Hey folks,
Was playing around and trying to get up and running with Tensorflow. I found the following script helpful to make sure everything was up and running and i wanted to share it with the community.
import ray
ray.init()
print(ray.available_resources())
print(ray.cluster_resources())
@ray.remote(num_gpus=1)
def test_tf():
import tensorflow as tf
return tf.config.list_physical_devices("GPU")
print(ray.get([test_tf.remote() for x in range(10)]))
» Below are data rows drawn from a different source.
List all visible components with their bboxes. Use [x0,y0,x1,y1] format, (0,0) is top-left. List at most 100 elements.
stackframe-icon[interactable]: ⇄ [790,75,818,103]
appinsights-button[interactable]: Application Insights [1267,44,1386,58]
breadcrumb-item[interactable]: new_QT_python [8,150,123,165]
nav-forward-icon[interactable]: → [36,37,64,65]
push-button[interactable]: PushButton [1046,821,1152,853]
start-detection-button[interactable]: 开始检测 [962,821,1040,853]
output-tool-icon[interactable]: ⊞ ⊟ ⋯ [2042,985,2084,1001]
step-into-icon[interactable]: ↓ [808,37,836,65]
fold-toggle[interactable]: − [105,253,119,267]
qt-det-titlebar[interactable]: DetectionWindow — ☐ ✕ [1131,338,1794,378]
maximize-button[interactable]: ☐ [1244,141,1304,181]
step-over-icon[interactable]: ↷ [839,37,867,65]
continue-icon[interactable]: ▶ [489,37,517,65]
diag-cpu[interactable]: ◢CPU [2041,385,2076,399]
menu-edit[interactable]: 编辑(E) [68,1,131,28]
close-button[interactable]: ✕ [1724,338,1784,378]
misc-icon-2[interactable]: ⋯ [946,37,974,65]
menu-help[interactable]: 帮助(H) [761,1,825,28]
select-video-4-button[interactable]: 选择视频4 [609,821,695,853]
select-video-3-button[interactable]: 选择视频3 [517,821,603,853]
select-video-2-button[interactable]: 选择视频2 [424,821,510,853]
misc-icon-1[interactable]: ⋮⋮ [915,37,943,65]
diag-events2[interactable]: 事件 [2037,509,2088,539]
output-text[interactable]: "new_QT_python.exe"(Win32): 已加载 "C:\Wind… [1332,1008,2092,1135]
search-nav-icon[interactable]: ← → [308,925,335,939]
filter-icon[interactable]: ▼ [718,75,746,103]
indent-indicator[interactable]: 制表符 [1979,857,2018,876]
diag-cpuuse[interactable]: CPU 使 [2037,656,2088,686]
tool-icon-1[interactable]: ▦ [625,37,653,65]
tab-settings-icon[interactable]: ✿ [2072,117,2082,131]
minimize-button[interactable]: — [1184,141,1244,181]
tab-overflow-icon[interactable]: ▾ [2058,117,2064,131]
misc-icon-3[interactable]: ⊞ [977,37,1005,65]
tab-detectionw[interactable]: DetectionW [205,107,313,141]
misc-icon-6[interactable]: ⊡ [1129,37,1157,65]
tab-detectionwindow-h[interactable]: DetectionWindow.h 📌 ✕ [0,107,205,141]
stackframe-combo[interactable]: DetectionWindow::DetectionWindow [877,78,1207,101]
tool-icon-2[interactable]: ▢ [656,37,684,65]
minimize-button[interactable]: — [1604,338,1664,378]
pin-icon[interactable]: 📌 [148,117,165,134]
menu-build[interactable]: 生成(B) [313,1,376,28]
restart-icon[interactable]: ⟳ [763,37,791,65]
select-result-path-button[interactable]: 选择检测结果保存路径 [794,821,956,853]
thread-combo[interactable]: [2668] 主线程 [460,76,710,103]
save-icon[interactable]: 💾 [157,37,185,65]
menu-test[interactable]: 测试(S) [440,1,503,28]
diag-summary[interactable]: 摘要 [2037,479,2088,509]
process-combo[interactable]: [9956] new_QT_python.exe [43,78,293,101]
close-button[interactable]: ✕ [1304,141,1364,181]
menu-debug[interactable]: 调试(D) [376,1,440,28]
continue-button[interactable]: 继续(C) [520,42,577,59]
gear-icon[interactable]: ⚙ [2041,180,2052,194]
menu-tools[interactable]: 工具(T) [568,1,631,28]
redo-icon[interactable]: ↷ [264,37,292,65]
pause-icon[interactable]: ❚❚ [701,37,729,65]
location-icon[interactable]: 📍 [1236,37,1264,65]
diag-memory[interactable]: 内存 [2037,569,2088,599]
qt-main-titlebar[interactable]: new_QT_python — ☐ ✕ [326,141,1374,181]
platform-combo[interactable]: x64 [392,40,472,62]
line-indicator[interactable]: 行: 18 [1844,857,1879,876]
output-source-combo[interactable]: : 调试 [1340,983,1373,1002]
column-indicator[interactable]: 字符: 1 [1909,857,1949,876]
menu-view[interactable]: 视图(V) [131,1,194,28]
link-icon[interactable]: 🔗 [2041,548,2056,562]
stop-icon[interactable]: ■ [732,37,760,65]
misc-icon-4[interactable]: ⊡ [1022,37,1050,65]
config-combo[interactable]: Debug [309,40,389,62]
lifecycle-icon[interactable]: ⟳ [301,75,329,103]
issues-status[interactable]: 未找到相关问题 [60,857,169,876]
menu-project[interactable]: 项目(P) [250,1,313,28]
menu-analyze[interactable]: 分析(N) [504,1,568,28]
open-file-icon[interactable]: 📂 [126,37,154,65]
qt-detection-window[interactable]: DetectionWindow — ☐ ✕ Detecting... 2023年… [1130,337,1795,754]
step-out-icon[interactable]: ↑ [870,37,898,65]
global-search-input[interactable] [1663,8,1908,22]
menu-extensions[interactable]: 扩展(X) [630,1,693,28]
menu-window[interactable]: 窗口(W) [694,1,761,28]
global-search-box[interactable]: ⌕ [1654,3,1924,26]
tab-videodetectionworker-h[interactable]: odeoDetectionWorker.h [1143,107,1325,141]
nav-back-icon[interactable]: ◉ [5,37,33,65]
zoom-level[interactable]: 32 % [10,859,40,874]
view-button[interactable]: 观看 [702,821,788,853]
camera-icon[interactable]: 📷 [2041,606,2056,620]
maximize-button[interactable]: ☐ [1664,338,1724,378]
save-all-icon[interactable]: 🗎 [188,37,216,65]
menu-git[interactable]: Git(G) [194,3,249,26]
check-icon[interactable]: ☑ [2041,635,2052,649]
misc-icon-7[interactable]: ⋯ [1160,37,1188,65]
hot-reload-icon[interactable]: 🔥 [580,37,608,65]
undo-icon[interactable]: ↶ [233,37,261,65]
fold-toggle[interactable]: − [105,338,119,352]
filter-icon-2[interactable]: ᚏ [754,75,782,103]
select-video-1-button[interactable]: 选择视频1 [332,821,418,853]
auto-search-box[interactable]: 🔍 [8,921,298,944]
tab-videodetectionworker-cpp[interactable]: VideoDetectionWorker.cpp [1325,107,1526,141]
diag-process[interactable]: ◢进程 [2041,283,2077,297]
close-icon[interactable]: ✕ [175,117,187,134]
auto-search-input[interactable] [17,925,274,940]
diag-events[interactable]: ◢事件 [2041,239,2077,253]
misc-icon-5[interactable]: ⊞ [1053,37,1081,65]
my yaml looks like the following:
min_workers: 1
max_workers: 1
docker:
image: anyscale/ray-ml:latest-cpu
head_image: anyscale/ray-ml:latest-cpu
worker_image: anyscale/ray-ml:latest-gpu
container_name: ray_container
pull_before_run: False
head_setup_commands: []
setup_commands:
- pip install -U ray
- pip install tensorflow
worker_setup_commands:
- apt-get install -y libcudnn7=7.6.5.32-1+cuda10.1 libcudnn7-dev=7.6.5.32-1+cuda10.1
idle_timeout_minutes: 5
provider:
type: aws
region: us-west-2
availability_zone: us-west-2a
worker_nodes:
InstanceType: p2.xlarge
The above worked great for me and allowed me to easily debug my application. Please let us know if it doesn’t work for you!